Incidentally, body language is a big indicator of animal emotion as well. Although they may not have as broad a spectrum of feelings as human beings, deer use body language to communicate danger to one another. If you’re a hunter, learning to recognize the signs of a nervous deer can help you determine your best course of action before it takes off. One of the easiest ways to do this is by watching a deer’s tail. From at ease to panicked, deer communicate how alarmed they are using their tails.
A wagging tail is a good sign for hunters. It means the deer is at ease and hasn’t detected your presence. When hunting a deer that’s wagging its tail, you have time to set up a good shot as long as you don’t startle it. A deer wagging its tail will allow its tail to hang as it swings it back and forth. A raised and wagging tail is not a good sign. Some deer wag their tails more than others. Wagging is also a way for deer to keep bugs away.
Lifting its tail halfway, so that it sticks straight out, is the first sign that a deer senses danger. An alert deer may also lift its tail halfway, drop it and raise it halfway again, as it assesses whether or not there’s potential danger lurking. The half-lifted tail is usually accompanied by other body language that indicates the deer is nervous, such as stiffened legs. If you notice this type of behavior while you’re out hunting, sit tight and allow the deer to relax. At this point, the deer senses something might be wrong but hasn’t made up its mind that it’s in danger. Any further movement after a deer has raised its tail halfway could cause the animal to flee.
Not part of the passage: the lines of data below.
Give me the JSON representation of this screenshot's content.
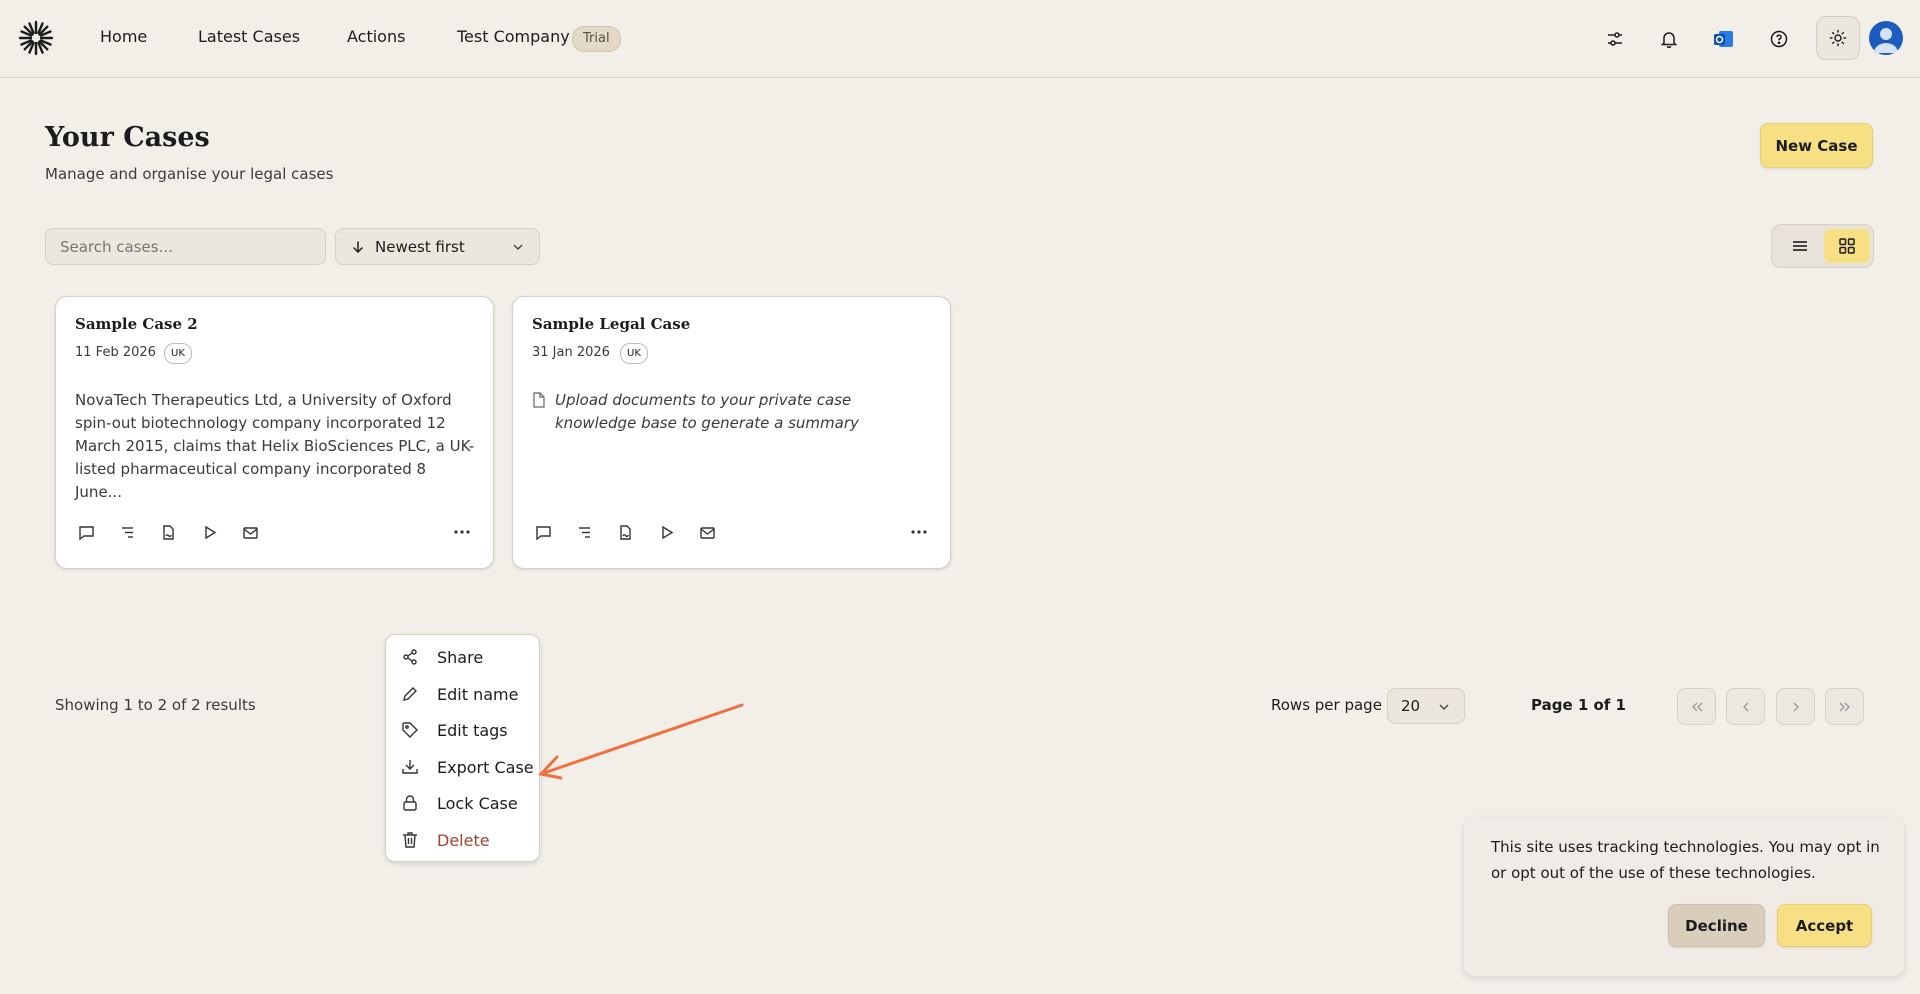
{
  "nav": {
    "items": [
      {
        "label": "Home"
      },
      {
        "label": "Latest Cases"
      },
      {
        "label": "Actions"
      },
      {
        "label": "Test Company"
      }
    ],
    "trial_badge": "Trial",
    "icons": [
      "filter-sliders-icon",
      "bell-icon",
      "outlook-icon",
      "help-icon",
      "sun-icon"
    ]
  },
  "header": {
    "title": "Your Cases",
    "subtitle": "Manage and organise your legal cases",
    "new_case": "New Case"
  },
  "toolbar": {
    "search_placeholder": "Search cases...",
    "sort_label": "Newest first"
  },
  "cards": [
    {
      "title": "Sample Case 2",
      "date": "11 Feb 2026",
      "badge": "UK",
      "body": "NovaTech Therapeutics Ltd, a University of Oxford spin-out biotechnology company incorporated 12 March 2015, claims that Helix BioSciences PLC, a UK-listed pharmaceutical company incorporated 8 June..."
    },
    {
      "title": "Sample Legal Case",
      "date": "31 Jan 2026",
      "badge": "UK",
      "body": "Upload documents to your private case knowledge base to generate a summary"
    }
  ],
  "menu": {
    "items": [
      {
        "label": "Share",
        "icon": "share-icon"
      },
      {
        "label": "Edit name",
        "icon": "pencil-icon"
      },
      {
        "label": "Edit tags",
        "icon": "tag-icon"
      },
      {
        "label": "Export Case",
        "icon": "download-icon"
      },
      {
        "label": "Lock Case",
        "icon": "lock-icon"
      },
      {
        "label": "Delete",
        "icon": "trash-icon",
        "color": "#a2452e"
      }
    ]
  },
  "pagination": {
    "showing": "Showing 1 to 2 of 2 results",
    "rows_label": "Rows per page",
    "rows_value": "20",
    "page_info": "Page 1 of 1"
  },
  "cookie": {
    "text": "This site uses tracking technologies. You may opt in or opt out of the use of these technologies.",
    "decline": "Decline",
    "accept": "Accept"
  },
  "colors": {
    "accent": "#f7df83",
    "background": "#f2efe9",
    "annotation_arrow": "#f07040",
    "danger": "#a2452e"
  }
}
When a deer holds its tail flat against its bum, it’s aware of a threat nearby and trying to hide. A deer may also flatten its tail if it senses danger from a distance in order to escape undetected. When its tail is flat, the white fur is covered and only the brown fur on the outside is visible, helping it camouflage itself. If a deer you’re hunting flattens its tail, assume it has already sensed your presence by movements or scent.
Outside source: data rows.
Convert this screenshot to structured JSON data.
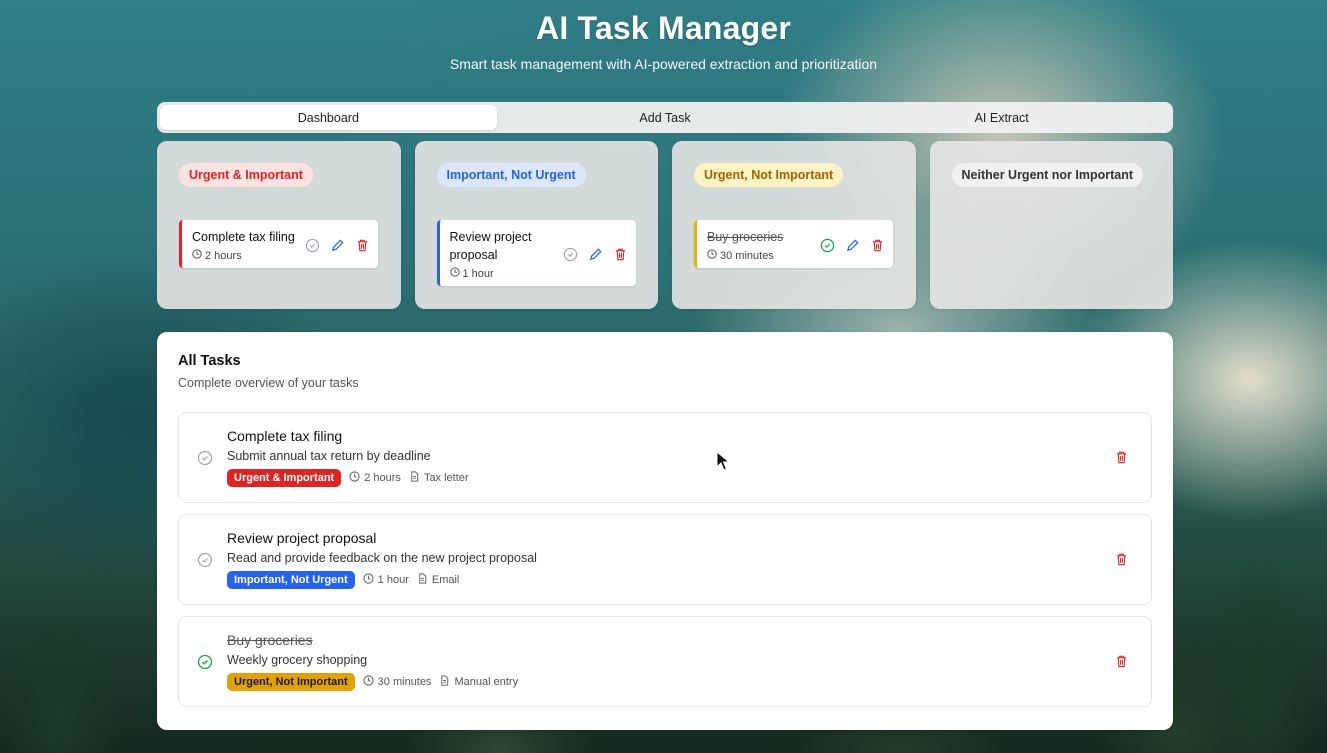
{
  "header": {
    "title": "AI Task Manager",
    "subtitle": "Smart task management with AI-powered extraction and prioritization"
  },
  "tabs": [
    {
      "label": "Dashboard",
      "active": true
    },
    {
      "label": "Add Task",
      "active": false
    },
    {
      "label": "AI Extract",
      "active": false
    }
  ],
  "quadrants": [
    {
      "label": "Urgent & Important",
      "color": "#dc2626",
      "task": {
        "title": "Complete tax filing",
        "time": "2 hours",
        "completed": false
      }
    },
    {
      "label": "Important, Not Urgent",
      "color": "#2563eb",
      "task": {
        "title": "Review project proposal",
        "time": "1 hour",
        "completed": false
      }
    },
    {
      "label": "Urgent, Not Important",
      "color": "#eab308",
      "task": {
        "title": "Buy groceries",
        "time": "30 minutes",
        "completed": true
      }
    },
    {
      "label": "Neither Urgent nor Important",
      "color": "#9ca3af",
      "task": null
    }
  ],
  "all_tasks": {
    "title": "All Tasks",
    "subtitle": "Complete overview of your tasks",
    "items": [
      {
        "title": "Complete tax filing",
        "description": "Submit annual tax return by deadline",
        "tag": "Urgent & Important",
        "time": "2 hours",
        "source": "Tax letter",
        "completed": false
      },
      {
        "title": "Review project proposal",
        "description": "Read and provide feedback on the new project proposal",
        "tag": "Important, Not Urgent",
        "time": "1 hour",
        "source": "Email",
        "completed": false
      },
      {
        "title": "Buy groceries",
        "description": "Weekly grocery shopping",
        "tag": "Urgent, Not Important",
        "time": "30 minutes",
        "source": "Manual entry",
        "completed": true
      }
    ]
  },
  "colors": {
    "red": "#dc2626",
    "blue": "#2563eb",
    "yellow": "#eab308",
    "green": "#16a34a"
  }
}
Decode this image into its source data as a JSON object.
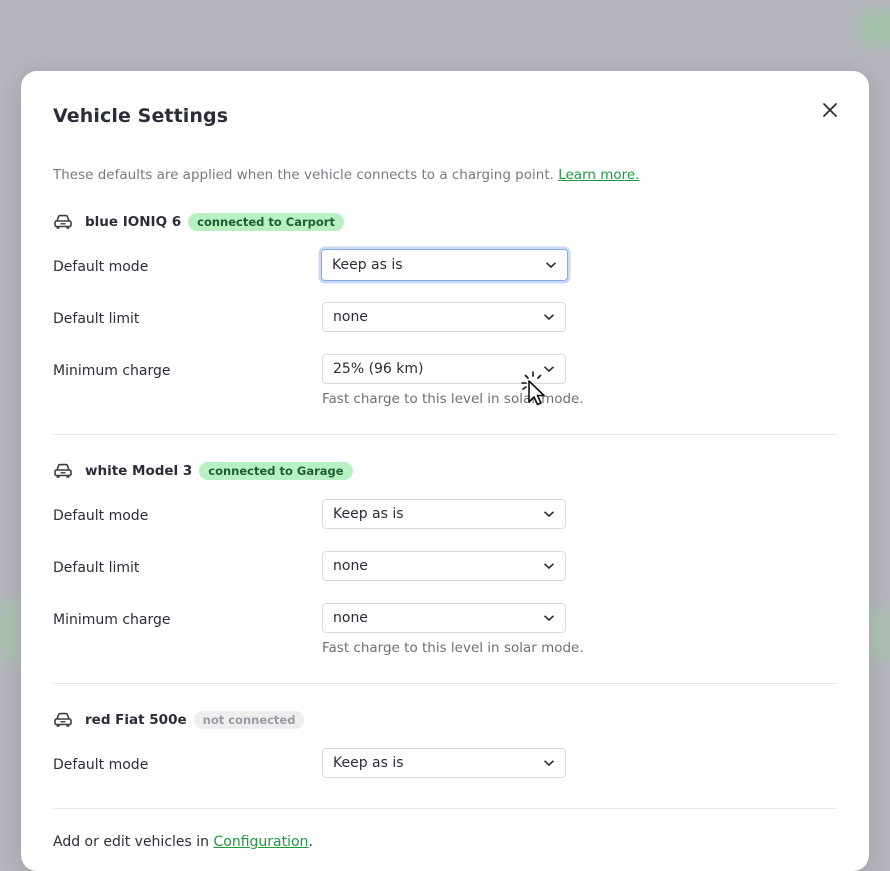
{
  "modal": {
    "title": "Vehicle Settings",
    "intro_text": "These defaults are applied when the vehicle connects to a charging point.",
    "intro_link": "Learn more.",
    "footer_text_before": "Add or edit vehicles in",
    "footer_link": "Configuration",
    "footer_text_after": "."
  },
  "labels": {
    "default_mode": "Default mode",
    "default_limit": "Default limit",
    "minimum_charge": "Minimum charge",
    "min_charge_hint_v1": "Fast charge to this level in sol",
    "min_charge_hint_v1_tail": "ar mode.",
    "min_charge_hint": "Fast charge to this level in solar mode."
  },
  "vehicles": [
    {
      "name": "blue IONIQ 6",
      "status": "connected to Carport",
      "default_mode": "Keep as is",
      "default_limit": "none",
      "minimum_charge": "25% (96 km)"
    },
    {
      "name": "white Model 3",
      "status": "connected to Garage",
      "default_mode": "Keep as is",
      "default_limit": "none",
      "minimum_charge": "none"
    },
    {
      "name": "red Fiat 500e",
      "status": "not connected",
      "default_mode": "Keep as is"
    }
  ],
  "colors": {
    "link": "#1f9a3f",
    "badge_connected_bg": "#b8f0c4",
    "badge_disconnected_bg": "#eeeeef",
    "focus_ring": "#86a9e8"
  }
}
Many hunters are familiar with this deer behavior. By raising its tail vertically, also called flagging, a deer exposes the white fur of its tail and backside to alert others in its herd of danger. Note that it may also wag its tail from side to side while flagging. In addition to sending a warning, flagging also helps other members of the herd locate each other. For example, a doe running through brush will use tail flagging to help its fawn stay close. Tail flagging is common when a deer is fleeing danger. Whether you’re hunting or watching deer, seeing a deer raise its tail means you’ve been spotted and it’s getting ready to bolt.